How to be an Effective Picky Dater
Recently I did a tarot reading for a woman who wanted to find the one but was afraid of being closed minded. In her own words she told me “I have never dated or had a boyfriend. I would like to find THE ONE, like…soon. My friends say I’m too picky though.” I think this is a message a lot of us hear when we’re looking for someone to share our lives with. There are ways to be effective in looking for a partner, while also keeping your standards and being “picky”.
You should be picky about who you allow in your space
You get to decide where you spend your time and who you welcome around you. If someone drops into your DM’s saying all the right things. You do not owe them a response. It could simply be that you don’t like the shoes he’s wearing in a picture from 43 weeks ago. That is your prerogative, especially if they’re Crocs. Dating is intimate, and there are a million reasons to not let just anyone in. You’re busy, ambitious, and rad. You don’t owe every person who’s interested your attention. You don’t have to feel guilty if you feel Croc dude doesn’t fit into your ideal life.
How can you be effective with your eyes closed
Your friends aren’t actually saying that you’re too picky. They’re saying they can see you’re not willing to get know anyone. Say 12 guys ask for your number at a party. Your friends watch you wrinkle your nose at each one. Then, you sadly ask, “why can’t I just find the one and get married?”. Though they love you, they are tired of hearing the complaint. You do get to be picky, but you do not get to complain if you are also not trying. If you believe THE ONE should appear suddenly with 5 dozen roses, with no reciprocal effort on your part, then you’re doing yourself a grave disservice.
If you’re hearing that you’re “too picky” you should evaluate your willingness to let in love. Is it possible that you’re happier alone, but you like the idea of love? Maybe you’re not actually ready to be vulnerable with someone.
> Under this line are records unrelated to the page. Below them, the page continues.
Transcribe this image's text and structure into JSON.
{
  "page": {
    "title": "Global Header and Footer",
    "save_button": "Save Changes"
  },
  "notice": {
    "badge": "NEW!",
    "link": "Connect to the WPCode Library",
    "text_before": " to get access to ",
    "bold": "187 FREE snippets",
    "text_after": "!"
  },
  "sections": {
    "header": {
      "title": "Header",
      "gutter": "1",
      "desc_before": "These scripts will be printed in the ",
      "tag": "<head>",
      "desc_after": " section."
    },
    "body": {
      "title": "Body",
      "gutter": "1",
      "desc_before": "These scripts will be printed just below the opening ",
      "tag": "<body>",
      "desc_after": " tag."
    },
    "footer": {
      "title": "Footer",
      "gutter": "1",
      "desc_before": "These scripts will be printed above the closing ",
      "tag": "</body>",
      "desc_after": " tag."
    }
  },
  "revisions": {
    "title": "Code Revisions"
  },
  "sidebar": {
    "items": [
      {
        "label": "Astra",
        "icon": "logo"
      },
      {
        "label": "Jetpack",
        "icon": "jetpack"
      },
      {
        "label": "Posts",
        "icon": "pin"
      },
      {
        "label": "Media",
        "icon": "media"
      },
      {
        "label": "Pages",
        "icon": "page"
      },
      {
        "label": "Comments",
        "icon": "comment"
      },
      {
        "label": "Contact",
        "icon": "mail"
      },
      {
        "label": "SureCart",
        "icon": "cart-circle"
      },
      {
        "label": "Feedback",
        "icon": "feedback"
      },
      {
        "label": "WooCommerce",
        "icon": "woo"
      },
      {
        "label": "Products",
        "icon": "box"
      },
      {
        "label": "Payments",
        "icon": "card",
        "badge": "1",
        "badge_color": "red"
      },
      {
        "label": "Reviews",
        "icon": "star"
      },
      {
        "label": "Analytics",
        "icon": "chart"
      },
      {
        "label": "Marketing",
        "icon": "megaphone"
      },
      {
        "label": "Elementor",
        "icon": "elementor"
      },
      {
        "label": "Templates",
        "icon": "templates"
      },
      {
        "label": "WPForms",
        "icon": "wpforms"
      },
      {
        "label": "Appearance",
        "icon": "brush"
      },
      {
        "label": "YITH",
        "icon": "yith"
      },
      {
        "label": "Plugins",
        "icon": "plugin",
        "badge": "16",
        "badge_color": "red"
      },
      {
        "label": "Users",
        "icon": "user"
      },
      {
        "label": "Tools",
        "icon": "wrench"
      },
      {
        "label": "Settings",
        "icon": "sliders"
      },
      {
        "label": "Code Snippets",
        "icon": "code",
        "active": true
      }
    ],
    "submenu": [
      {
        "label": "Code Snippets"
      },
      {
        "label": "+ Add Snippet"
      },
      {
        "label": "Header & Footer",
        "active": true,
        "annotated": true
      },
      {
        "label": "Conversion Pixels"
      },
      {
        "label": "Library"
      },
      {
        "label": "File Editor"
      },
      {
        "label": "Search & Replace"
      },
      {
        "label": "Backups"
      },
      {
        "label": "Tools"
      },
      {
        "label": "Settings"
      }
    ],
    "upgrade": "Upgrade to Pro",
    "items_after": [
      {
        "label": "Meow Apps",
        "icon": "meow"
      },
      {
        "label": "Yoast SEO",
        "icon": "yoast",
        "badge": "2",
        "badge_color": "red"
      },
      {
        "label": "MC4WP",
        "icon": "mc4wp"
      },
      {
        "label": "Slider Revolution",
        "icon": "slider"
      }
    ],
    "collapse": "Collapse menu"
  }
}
Could you have trauma or patterns to overcome before you can give your all to a romantic partner?
How will you know THE ONE?!
How will you know THE ONE if you don’t know what you’re looking for in romantic relationships. The only man Cinderella met before the prince was her dad, so she didn’t have a lot to go off of. However, what if the prince hates vegetables, farts in bed, yells at the tv at inappropriate times, and thinks motor-boating is foreplay? Cinderella doesn’t have any other options, but you absolutely do.
When a handsome and charming person asks to take you out, you may not know that he only drinks Mountain Dew. You have to date him (briefly) to find that out. Inability to drink water is probably disqualifying, but you may note that you love the way he opens doors. You may think his sense of humor is your kind of abnormal. Next time you go on a date you know to look out for open doors and a special blend of awkward jokes. Perhaps another person is good for a while but once you eventually realize he sleeps in Dracula pose. It freaks you out so no matter how much you like his cooking you leave, adding cooking and no vampires to your desire list.
Use your time, energy, and manifestations wisely. You cannot realistically get married without dating a little. You won’t like all of them but get clear on your expectations and needs so you can actually recognize the viable candidates. Most importantly, stop complaining, nobody is trying to hear it. Being sad about what you don’t have is not an effective way to manifest. In order to be properly picky in dating, you need to focus on getting to know yourself, your desires, and what needs healed. These are the kind of things you can turn into intentions.
While you’re sewing yourself a new date outfit for your journey of intentional sewing, think about what kind of partner will fit into your ideal life. Imagine how you’ll recognize them and how you’ll feel in their presence. If you know how to be a picky dater, and know yourself, you’re well on your way to creating the life you dream of.